Trump official denies he's trying to destroy the CFPB

What you need to know about the CFPB
What you need to know about the CFPB

Mick Mulvaney says he's not trying to destroy the Consumer Financial Protection Bureau, which he once pushed to abolish and now leads.

"I have not burned the place down," Mulvaney, the acting director of the watchdog agency, told a House hearing on Wednesday.

Democrats disagreed, loudly. They repeatedly bashed Mulvaney for defanging the agency.

"You are clearly out to destroy the CFPB — and you really make no bones about it," said Representative David Scott, a Democrat from Georgia.

Representative Carolyn Maloney of New York said: "We have essentially taken the cop off the beat."

Maloney asked Mulvaney to explain how many enforcement actions the CFPB has launched since he took over, amid controversy, last fall.

"We have initiated none," said Mulvaney, who also serves as President Trump's budget director.

Related: 10 years after the crisis, have we learned anything?

He pointed to about 100 investigations under way at the CFPB, and 25 cases being litigated.

"Are you telling me that every single financial institution in America has suddenly snapped into full compliance?" Maloney asked.

Mulvaney insisted that the CFPB continues to supervise financial firms and conduct enforcement actions set in motion before he got there. However, he said "regulation by enforcement is done. We're not doing it anymore."

Republicans on the panel welcomed Mulvaney's efforts to dial back the CFPB and pushed for more to be done to rein in the power of the agency's director.

"I still maintain that the CFPB is the most powerful and unaccountable agency in the history of the republic," said Representative Jeb Hensarling of Texas, the Republican chairman of the House Financial Services Committee.

As a Republican lawmaker, Mulvaney called the CFPB a "joke." He even endorsed abolishing the CFPB, casting it as a renegade regulator that hurts Americans by crippling access to credit.

Related: Is the CFPB really crippling the economy?

The CFPB was created in 2010 by Congress and former President Obama to safeguard Americans from financial predators. The agency rolled out mortgage and payday-lender rules and cracked down on bad behavior by penalizing Citigroup (C), Wells Fargo (WFC) and many other lenders.

Under Mulvaney, the CFPB has reversed course. It has delayed the payday-loan rules, dropped lawsuits against payday lenders and stripped enforcement of fair-lending protections.
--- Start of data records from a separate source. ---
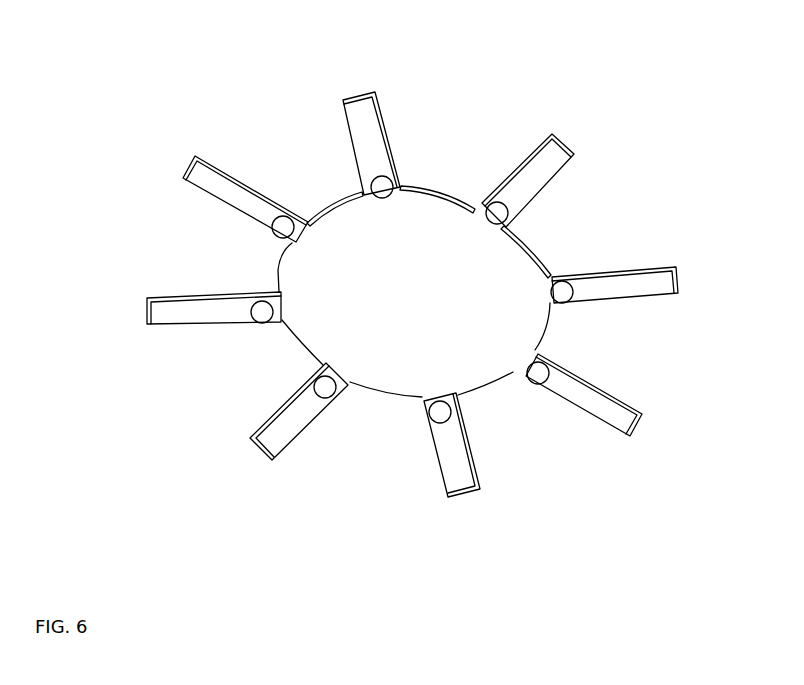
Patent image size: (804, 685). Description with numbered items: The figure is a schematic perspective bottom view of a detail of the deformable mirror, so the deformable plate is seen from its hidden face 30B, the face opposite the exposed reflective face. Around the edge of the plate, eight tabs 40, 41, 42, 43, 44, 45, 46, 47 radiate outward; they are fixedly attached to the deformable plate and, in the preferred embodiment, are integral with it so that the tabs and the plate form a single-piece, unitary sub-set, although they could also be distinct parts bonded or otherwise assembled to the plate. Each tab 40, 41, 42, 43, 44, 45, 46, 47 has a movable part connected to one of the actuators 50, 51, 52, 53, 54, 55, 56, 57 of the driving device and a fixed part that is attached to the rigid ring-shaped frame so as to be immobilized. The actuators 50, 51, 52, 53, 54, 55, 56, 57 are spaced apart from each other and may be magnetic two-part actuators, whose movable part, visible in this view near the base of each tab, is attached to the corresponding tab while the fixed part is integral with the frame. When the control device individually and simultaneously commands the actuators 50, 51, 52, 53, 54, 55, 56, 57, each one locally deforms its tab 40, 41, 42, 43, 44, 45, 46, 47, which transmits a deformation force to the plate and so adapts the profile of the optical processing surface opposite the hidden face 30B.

The hidden face 30B is at (401, 310).
The tab 40 is at (668, 284).
The tab 41 is at (641, 421).
The tab 42 is at (459, 493).
The tab 43 is at (264, 441).
The tab 44 is at (176, 312).
The tab 45 is at (205, 182).
The tab 46 is at (356, 139).
The tab 47 is at (564, 151).
The actuator 50 is at (562, 290).
The actuator 51 is at (537, 384).
The actuator 52 is at (458, 418).
The actuator 53 is at (320, 400).
The actuator 54 is at (252, 315).
The actuator 55 is at (287, 220).
The actuator 56 is at (397, 183).
The actuator 57 is at (486, 208).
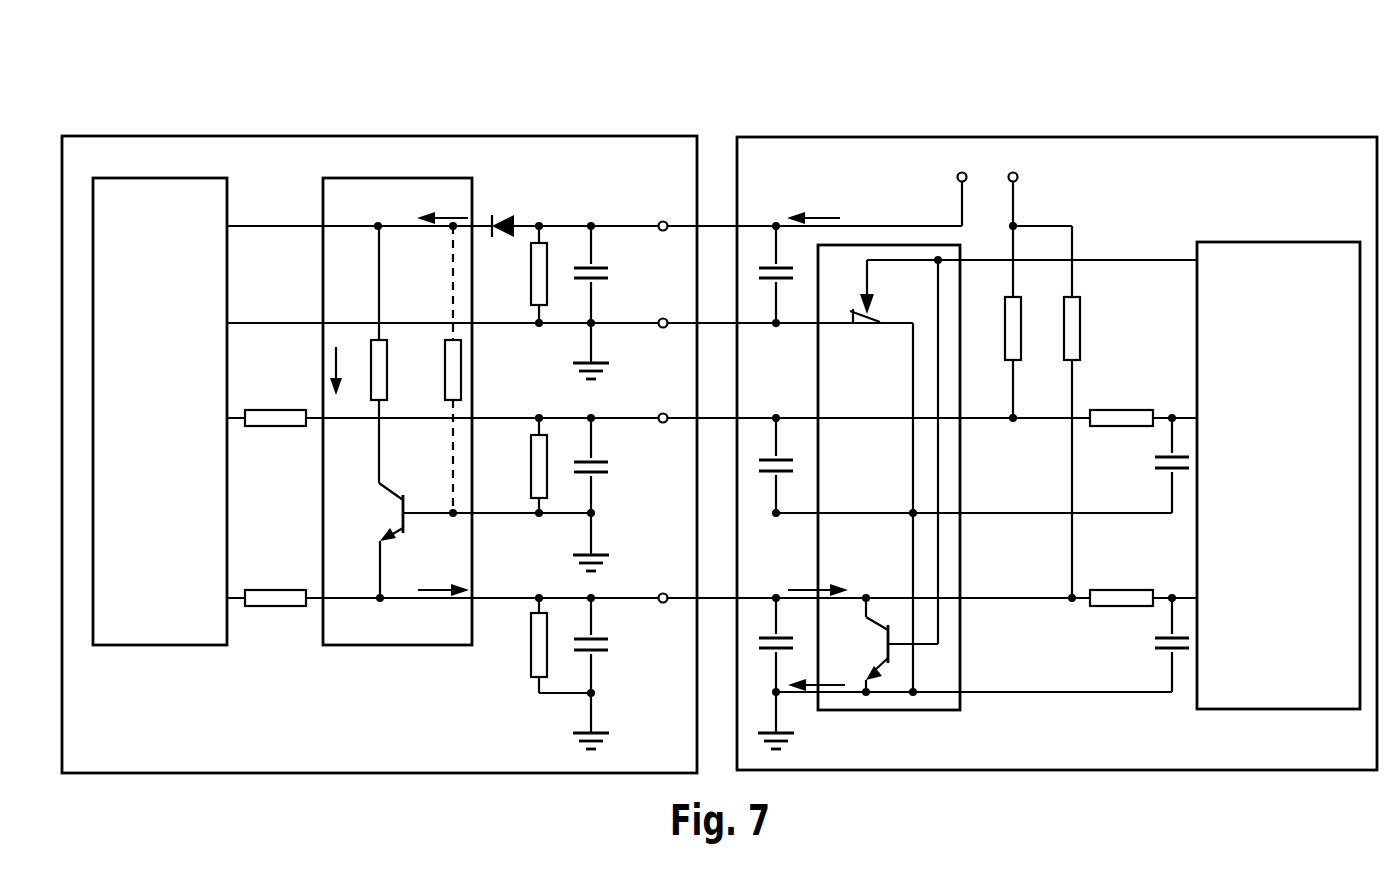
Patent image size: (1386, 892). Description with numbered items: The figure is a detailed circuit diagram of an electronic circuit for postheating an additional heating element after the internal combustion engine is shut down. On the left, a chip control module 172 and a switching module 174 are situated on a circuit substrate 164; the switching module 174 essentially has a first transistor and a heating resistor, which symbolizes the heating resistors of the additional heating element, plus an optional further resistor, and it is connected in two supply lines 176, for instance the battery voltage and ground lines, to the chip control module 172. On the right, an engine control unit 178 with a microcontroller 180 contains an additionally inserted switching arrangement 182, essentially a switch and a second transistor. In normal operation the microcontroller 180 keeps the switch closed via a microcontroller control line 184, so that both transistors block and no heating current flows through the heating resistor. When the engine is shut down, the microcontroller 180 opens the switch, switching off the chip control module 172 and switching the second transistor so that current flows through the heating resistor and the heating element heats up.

The circuit substrate 164 is at (313, 160).
The chip control module 172 is at (167, 210).
The switching module 174 is at (390, 210).
The supply lines 176 is at (715, 180).
The engine control unit 178 is at (1065, 160).
The microcontroller 180 is at (1272, 272).
The switching arrangement 182 is at (858, 268).
The microcontroller control line 184 is at (1135, 253).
Yet there was little evidence that the CFPB's rules were crippling the economy. In reality, America's banks are notching record profits and household debt is at all-time highs. Since the CFPB opened, bank loans to businesses have also risen to all-time highs.

Representative Gregory Meeks, a Democrat from New York, accused Mulvaney of becoming acting director just to undermine the agency.

"The best way to get rid of the bureau would be to take it over and get rid of it," Meeks said.

Mulvaney explained that although he wants to reform the CFPB, "I haven't blown the place up."

He also denied rumors that he's eyeing House Speaker Paul Ryan's job when he retires next year.

"I've got two jobs. That's enough for me," Mulvaney said.